Someone Needs To Look At A Map

"Heard some guy say "Florida doesn't exist, the government made it up". He wasn't joking"

– BigBounceZac

"That's nonsense. Wyoming is the only fictional state."

– themattboard

"Technically the government made up every single state. Like how every word is made up."

– HyperSpaceSurfer

One Of The Biggest Conspiracy Theories

" Flat earth"

– New-Highway868

"if the earth was flat, cats would have knocked everything off the edge by now."

– stormquiver

"I just want to know what is the purpose of the conspiracy? Like if the earth really was flat what would be the purpose of hiding that?"

– afellowchucker

Nothing To Do But Laugh

"We use only 33% of a traffic light. Imagine how fast traffic would flow if we used 100% instead!"

– dracosdracos

"I got into this argument with someone once. I ended it with "Let me remove 90% of your brain and let's see how well you function.""

– Stoomba

Milk Is Milk Is Milk

"I saw a video of a vegan, drinking strawberry milk the nesquick brand. They said “it’s vegan because it’s strawberry milk. Not like cow milk. You know what I mean?” I get how they can have misunderstood due to almond milk, soy milk etc. but still, I found it very stupid and I feel like it’s very common knowledge that it’s strawberry flavored, like chocolate milk."

– _Plutooo_

"Really difficult to milk all those tiny little nipples on the outside of the strawberries. Takes a lot of work"

– Jothomp79

No Words

"NSFW"

"Up until I think our sophomore year of Highschool, one of my best friends at the time thought that for guys, your pee is stored in your balls. This friend was a dude by the way."

– rainylikesstuff

You Can Also See The Sun...

"That from the east coast, California is farther to get to than the moon. Because you can see the moon"

– Illustrious_Charge88

Where Is The Proof?

"here in the philippines there's an old belief where If you eat conjoined fruits while being pregnant the baby that your delivering will be conjoined twins."

– PotatoKevin409

This One Is Kind Of Sad

"I thought Alaska was an island and not a part of the North American continent so there’s that"

– Hour-Egg-3011

Maybe In The Animated World

"That if you look at a screen for too long your eyes go square"

– FluffyJo22

WHAT?!?!

"Santa isn’t real"

– cry_me_river

I WISH This Was True!

"For the longest time, I thought fascism was like racism but for faces--discriminating based on beauty standards, basically. Ah, to be teenager me calling random people fascists again..."

– MaelstromNyxus

Um...Huh?

"My primary school teacher for trying to teach me that Noah's Ark carried fucking dinosaurs.

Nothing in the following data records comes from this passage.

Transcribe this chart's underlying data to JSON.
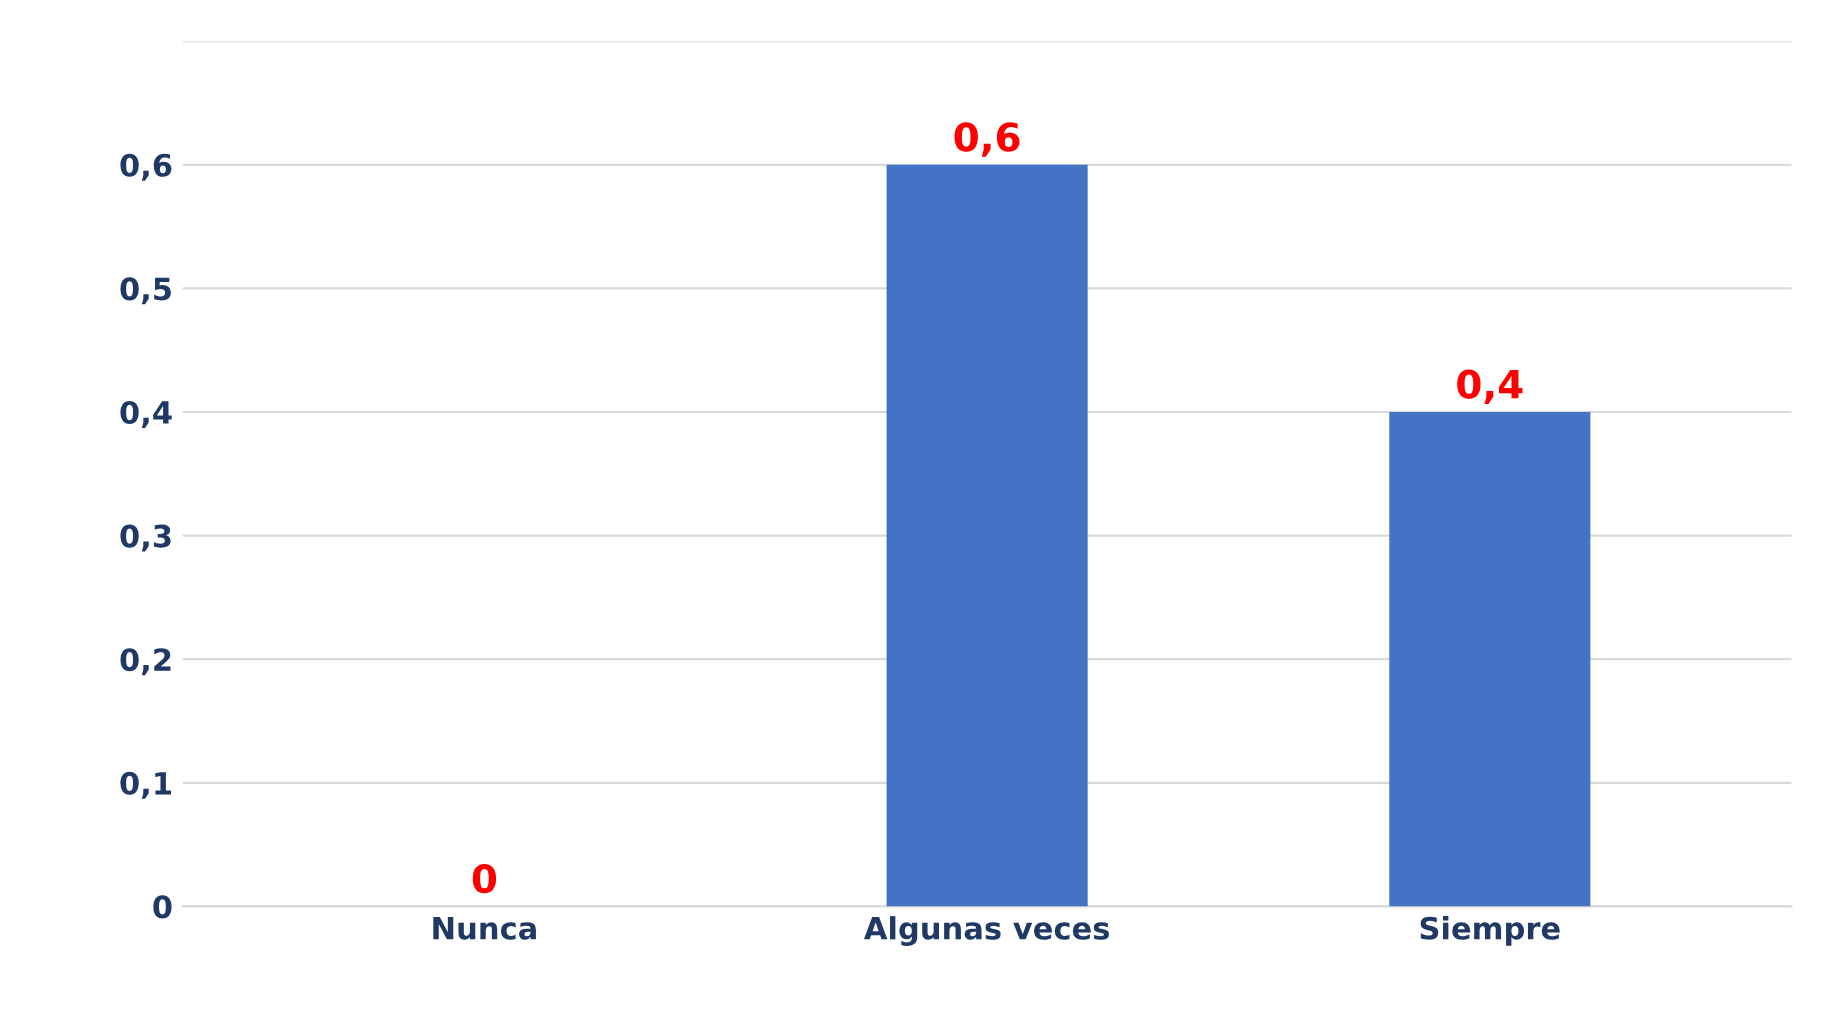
{
  "chart_data": {
    "type": "bar",
    "categories": [
      "Nunca",
      "Algunas veces",
      "Siempre"
    ],
    "values": [
      0,
      0.6,
      0.4
    ],
    "value_labels": [
      "0",
      "0,6",
      "0,4"
    ],
    "color": "#4472c4",
    "ylim": [
      0,
      0.7
    ],
    "yticks": [
      {
        "value": 0,
        "label": "0"
      },
      {
        "value": 0.1,
        "label": "0,1"
      },
      {
        "value": 0.2,
        "label": "0,2"
      },
      {
        "value": 0.3,
        "label": "0,3"
      },
      {
        "value": 0.4,
        "label": "0,4"
      },
      {
        "value": 0.5,
        "label": "0,5"
      },
      {
        "value": 0.6,
        "label": "0,6"
      },
      {
        "value": 0.7,
        "label": null
      }
    ],
    "grid": "y",
    "legend": false
  }
}
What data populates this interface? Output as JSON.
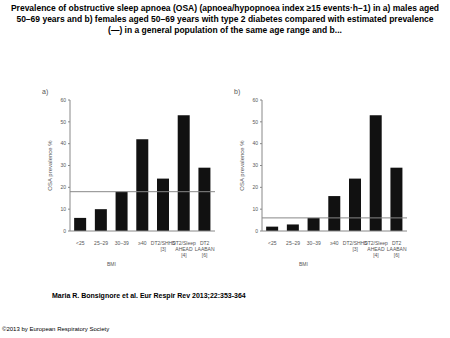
{
  "title": "Prevalence of obstructive sleep apnoea (OSA) (apnoea/hypopnoea index ≥15 events·h−1) in a) males aged 50–69 years and b) females aged 50–69 years with type 2 diabetes compared with estimated prevalence (—) in a general population of the same age range and b...",
  "citation": "Maria R. Bonsignore et al. Eur Respir Rev 2013;22:353-364",
  "copyright": "©2013 by European Respiratory Society",
  "chart_data": [
    {
      "type": "bar",
      "title": "a)",
      "y_label": "OSA prevalence %",
      "group_label": "BMI",
      "categories": [
        "<25",
        "25–29",
        "30–39",
        "≥40",
        "DT2/SHHS [3]",
        "DT2/Sleep AHEAD [4]",
        "DT2 LAABAN [6]"
      ],
      "values": [
        6,
        10,
        18,
        42,
        24,
        53,
        29
      ],
      "color": "#111111",
      "general_population_prevalence": 18,
      "ylim": [
        0,
        60
      ],
      "yticks": [
        0,
        10,
        20,
        30,
        40,
        50,
        60
      ],
      "grid": false
    },
    {
      "type": "bar",
      "title": "b)",
      "y_label": "OSA prevalence %",
      "group_label": "BMI",
      "categories": [
        "<25",
        "25–29",
        "30–39",
        "≥40",
        "DT2/SHHS [3]",
        "DT2/Sleep AHEAD [4]",
        "DT2 LAABAN [6]"
      ],
      "values": [
        2,
        3,
        6,
        16,
        24,
        53,
        29
      ],
      "color": "#111111",
      "general_population_prevalence": 6,
      "ylim": [
        0,
        60
      ],
      "yticks": [
        0,
        10,
        20,
        30,
        40,
        50,
        60
      ],
      "grid": false
    }
  ]
}
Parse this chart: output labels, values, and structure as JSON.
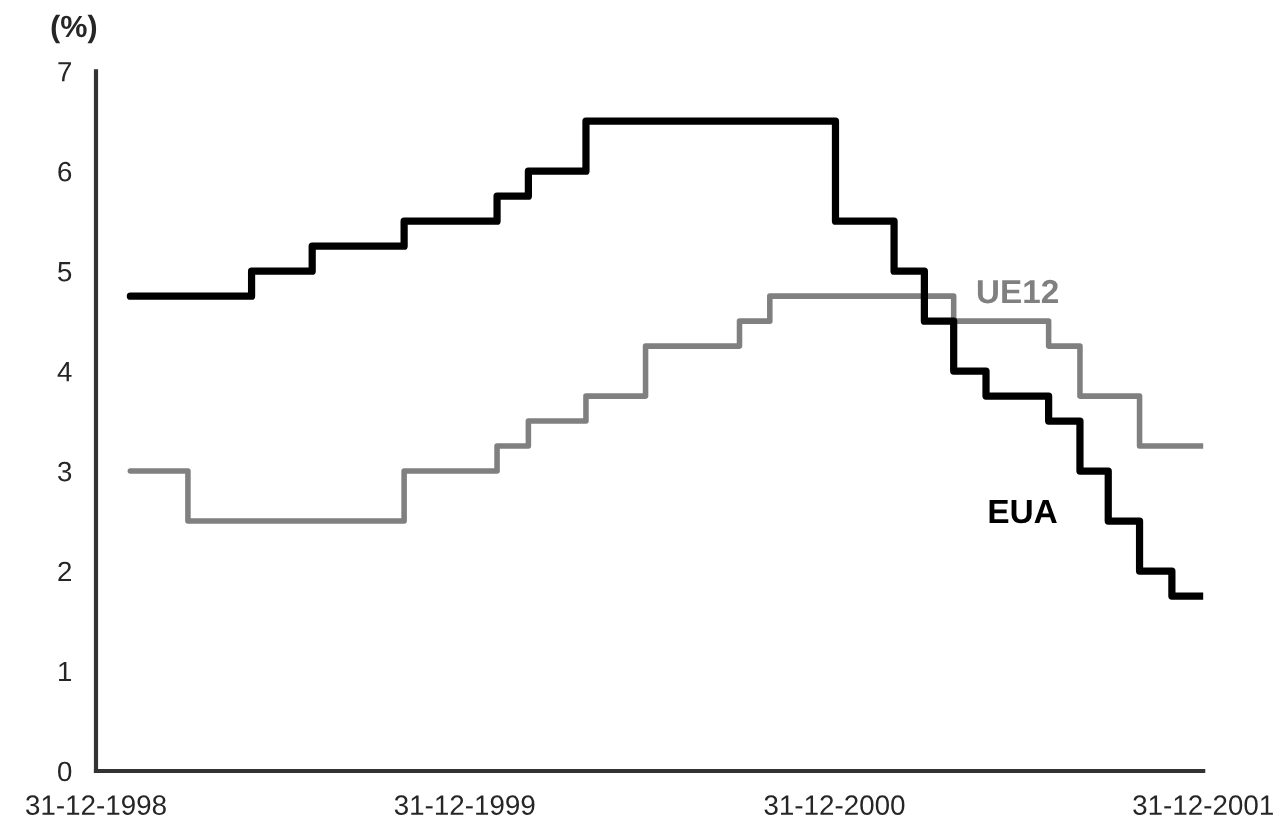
{
  "chart_data": {
    "type": "step",
    "ylabel": "(%)",
    "xlim": [
      "1998-12-31",
      "2001-12-31"
    ],
    "xticks": [
      {
        "value": "1998-12-31",
        "label": "31-12-1998"
      },
      {
        "value": "1999-12-31",
        "label": "31-12-1999"
      },
      {
        "value": "2000-12-31",
        "label": "31-12-2000"
      },
      {
        "value": "2001-12-31",
        "label": "31-12-2001"
      }
    ],
    "ylim": [
      0,
      7
    ],
    "yticks": [
      0,
      1,
      2,
      3,
      4,
      5,
      6,
      7
    ],
    "grid": false,
    "legend": false,
    "marker": "none",
    "line_style": "solid",
    "series": [
      {
        "name": "UE12",
        "color": "#808080",
        "x": [
          "1999-02-03",
          "1999-04-01",
          "1999-11-01",
          "2000-02-01",
          "2000-03-03",
          "2000-04-29",
          "2000-06-27",
          "2000-09-28",
          "2000-10-28",
          "2001-04-28",
          "2001-07-31",
          "2001-08-31",
          "2001-10-29",
          "2001-12-31"
        ],
        "values": [
          3.0,
          2.5,
          3.0,
          3.25,
          3.5,
          3.75,
          4.25,
          4.5,
          4.75,
          4.5,
          4.25,
          3.75,
          3.25,
          3.25
        ]
      },
      {
        "name": "EUA",
        "color": "#000000",
        "x": [
          "1999-02-03",
          "1999-06-03",
          "1999-08-02",
          "1999-11-01",
          "2000-02-01",
          "2000-03-03",
          "2000-04-29",
          "2001-01-01",
          "2001-02-28",
          "2001-03-30",
          "2001-04-28",
          "2001-05-30",
          "2001-07-31",
          "2001-08-31",
          "2001-09-28",
          "2001-10-29",
          "2001-11-30",
          "2001-12-31"
        ],
        "values": [
          4.75,
          5.0,
          5.25,
          5.5,
          5.75,
          6.0,
          6.5,
          5.5,
          5.0,
          4.5,
          4.0,
          3.75,
          3.5,
          3.0,
          2.5,
          2.0,
          1.75,
          1.75
        ]
      }
    ]
  }
}
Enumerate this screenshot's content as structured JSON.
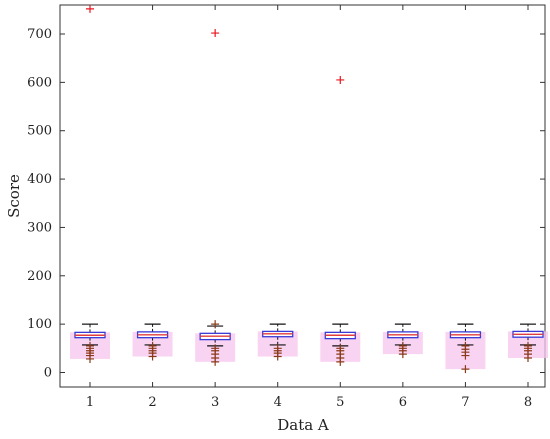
{
  "chart_data": {
    "type": "box",
    "xlabel": "Data A",
    "ylabel": "Score",
    "categories": [
      "1",
      "2",
      "3",
      "4",
      "5",
      "6",
      "7",
      "8"
    ],
    "ylim": [
      -30,
      760
    ],
    "yticks": [
      0,
      100,
      200,
      300,
      400,
      500,
      600,
      700
    ],
    "grid": false,
    "colors": {
      "box": "#3a3ad6",
      "median": "#e23b3b",
      "whisker": "#111111",
      "outlier": "#e8161f",
      "spread": "#f7c6ee",
      "low_marks": "#8a3b1a"
    },
    "boxes": [
      {
        "q1": 72,
        "median": 77,
        "q3": 83,
        "whisker_low": 57,
        "whisker_high": 100,
        "outliers": [
          752,
          28,
          35,
          40,
          45,
          50,
          55
        ]
      },
      {
        "q1": 72,
        "median": 78,
        "q3": 84,
        "whisker_low": 57,
        "whisker_high": 100,
        "outliers": [
          33,
          40,
          45,
          50,
          55
        ]
      },
      {
        "q1": 68,
        "median": 75,
        "q3": 81,
        "whisker_low": 55,
        "whisker_high": 96,
        "outliers": [
          702,
          100,
          22,
          30,
          38,
          45,
          50
        ]
      },
      {
        "q1": 74,
        "median": 80,
        "q3": 85,
        "whisker_low": 57,
        "whisker_high": 100,
        "outliers": [
          33,
          40,
          45,
          50
        ]
      },
      {
        "q1": 70,
        "median": 77,
        "q3": 83,
        "whisker_low": 55,
        "whisker_high": 100,
        "outliers": [
          605,
          22,
          30,
          38,
          45,
          50
        ]
      },
      {
        "q1": 72,
        "median": 78,
        "q3": 84,
        "whisker_low": 57,
        "whisker_high": 100,
        "outliers": [
          38,
          45,
          50,
          55
        ]
      },
      {
        "q1": 72,
        "median": 78,
        "q3": 84,
        "whisker_low": 57,
        "whisker_high": 100,
        "outliers": [
          7,
          35,
          42,
          48,
          55
        ]
      },
      {
        "q1": 73,
        "median": 79,
        "q3": 85,
        "whisker_low": 57,
        "whisker_high": 100,
        "outliers": [
          30,
          38,
          45,
          50,
          55
        ]
      }
    ]
  }
}
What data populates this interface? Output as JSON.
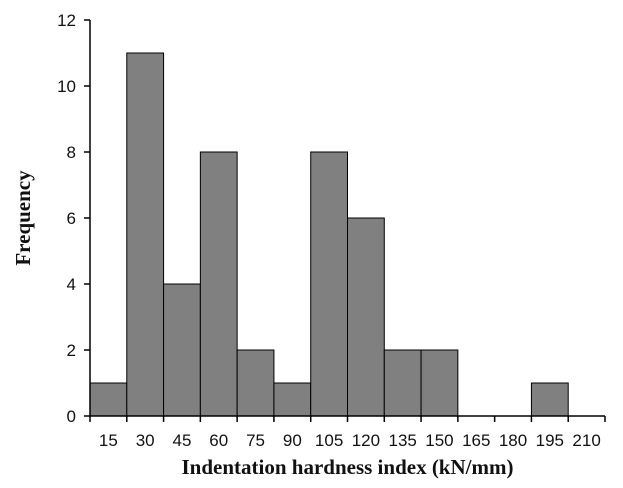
{
  "chart_data": {
    "type": "bar",
    "title": "",
    "xlabel": "Indentation hardness index (kN/mm)",
    "ylabel": "Frequency",
    "categories": [
      "15",
      "30",
      "45",
      "60",
      "75",
      "90",
      "105",
      "120",
      "135",
      "150",
      "165",
      "180",
      "195",
      "210"
    ],
    "values": [
      1,
      11,
      4,
      8,
      2,
      1,
      8,
      6,
      2,
      2,
      0,
      0,
      1,
      0
    ],
    "ylim": [
      0,
      12
    ],
    "yticks": [
      0,
      2,
      4,
      6,
      8,
      10,
      12
    ],
    "grid": false,
    "legend": "none",
    "colors": {
      "bar_fill": "#808080",
      "bar_stroke": "#000000",
      "axis": "#000000"
    }
  }
}
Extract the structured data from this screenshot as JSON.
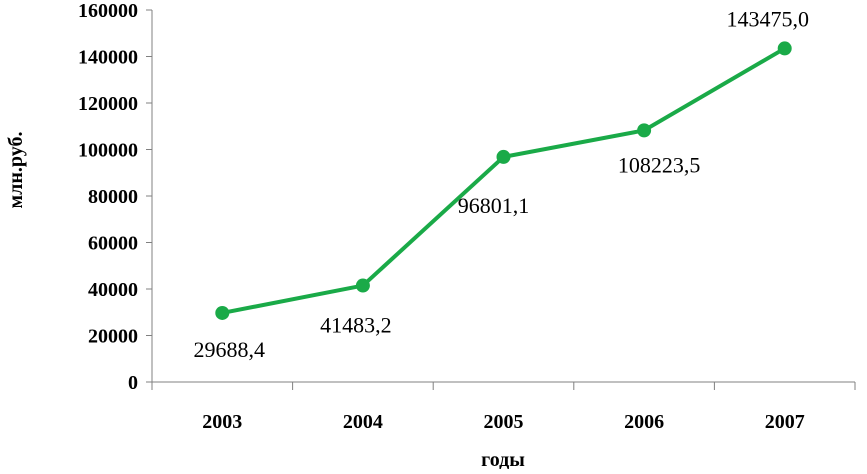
{
  "chart_data": {
    "type": "line",
    "categories": [
      "2003",
      "2004",
      "2005",
      "2006",
      "2007"
    ],
    "series": [
      {
        "values": [
          29688.4,
          41483.2,
          96801.1,
          108223.5,
          143475.0
        ],
        "labels": [
          "29688,4",
          "41483,2",
          "96801,1",
          "108223,5",
          "143475,0"
        ],
        "color": "#1aaa48"
      }
    ],
    "xlabel": "годы",
    "ylabel": "млн.руб.",
    "ylim": [
      0,
      160000
    ],
    "yticks": [
      0,
      20000,
      40000,
      60000,
      80000,
      100000,
      120000,
      140000,
      160000
    ],
    "grid": false,
    "legend": "none"
  }
}
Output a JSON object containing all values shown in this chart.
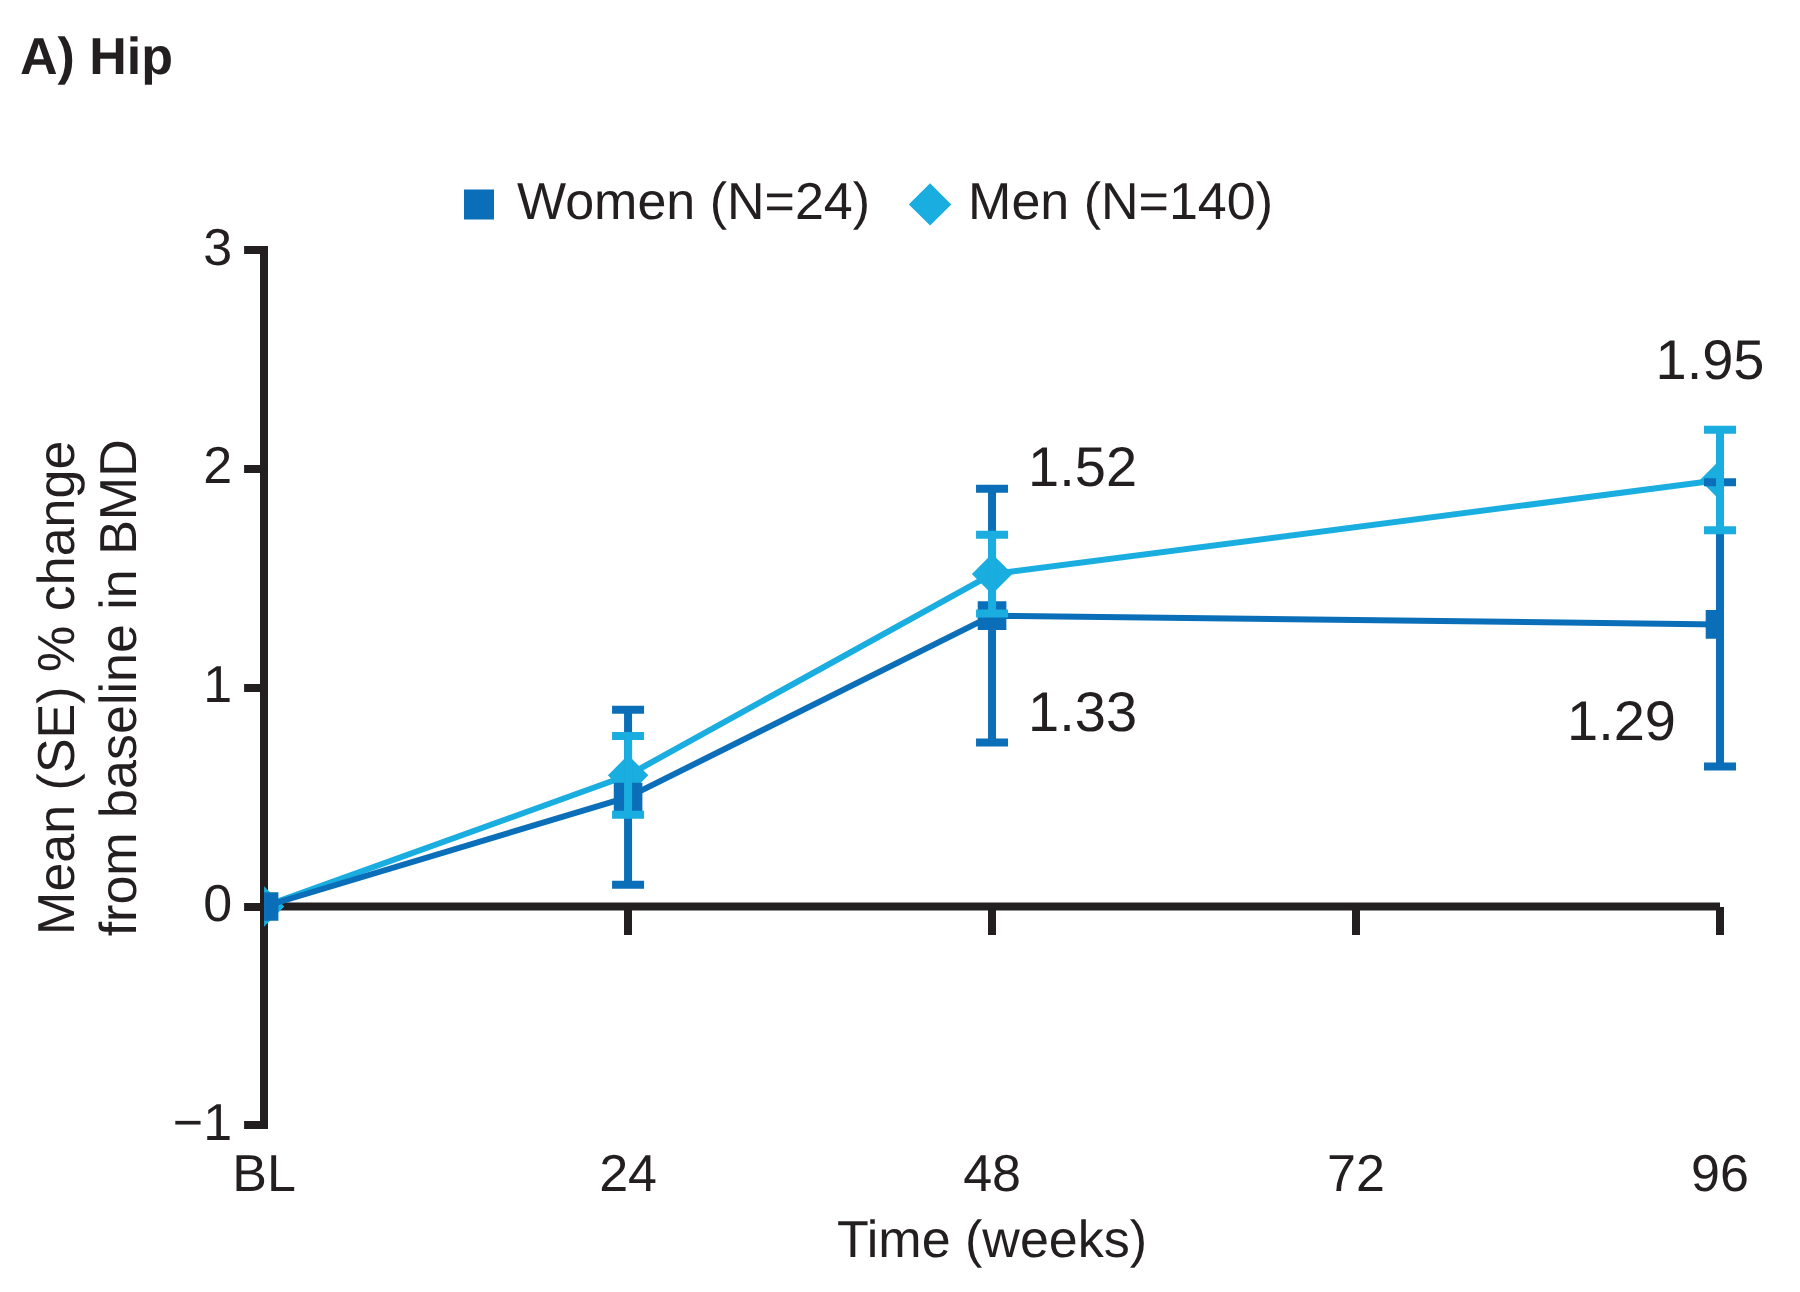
{
  "chart_data": {
    "type": "line",
    "title": "A) Hip",
    "xlabel": "Time (weeks)",
    "ylabel": "Mean (SE) % change\nfrom baseline in BMD",
    "xlim": [
      0,
      96
    ],
    "xticks": [
      {
        "value": 0,
        "label": "BL"
      },
      24,
      48,
      72,
      96
    ],
    "ylim": [
      -1,
      3
    ],
    "yticks": [
      {
        "value": -1,
        "label": "−1"
      },
      0,
      1,
      2,
      3
    ],
    "grid": false,
    "legend": "top",
    "ref_lines": [
      {
        "axis": "y",
        "value": 0,
        "color": "#231f20"
      }
    ],
    "series": [
      {
        "name": "Women (N=24)",
        "color": "#0a6fb8",
        "marker": "square",
        "x": [
          0,
          24,
          48,
          96
        ],
        "values": [
          0,
          0.5,
          1.33,
          1.29
        ],
        "errors": [
          null,
          0.4,
          0.58,
          0.65
        ],
        "value_labels": [
          null,
          null,
          "1.33",
          "1.29"
        ]
      },
      {
        "name": "Men (N=140)",
        "color": "#1aaee0",
        "marker": "diamond",
        "x": [
          0,
          24,
          48,
          96
        ],
        "values": [
          0,
          0.6,
          1.52,
          1.95
        ],
        "errors": [
          null,
          0.18,
          0.18,
          0.23
        ],
        "value_labels": [
          null,
          null,
          "1.52",
          "1.95"
        ]
      }
    ]
  }
}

T-Rex and Steggasauras and all."

– sroche24

That Sounds Painful!

"i had a partner who genuinely believed they put acrylic nails into your finger, like they do in the practice nail videos. they thought they legitimately pushed them under your cuticles."

– peach_png

Can't Reason With What's Not There!

"Ghosts. My MIL told me that she’d rather have a robber in her house in the middle of the night than a ghost. She said she can reason with a robber but not with a ghost."

– sad-butsocial

Double, Double Toil and Trouble

"That crystals have magical powers"

– Outlier25

That made me laugh out loud, and not because of its ridiculousness. I admit, for a long time, I believed that too!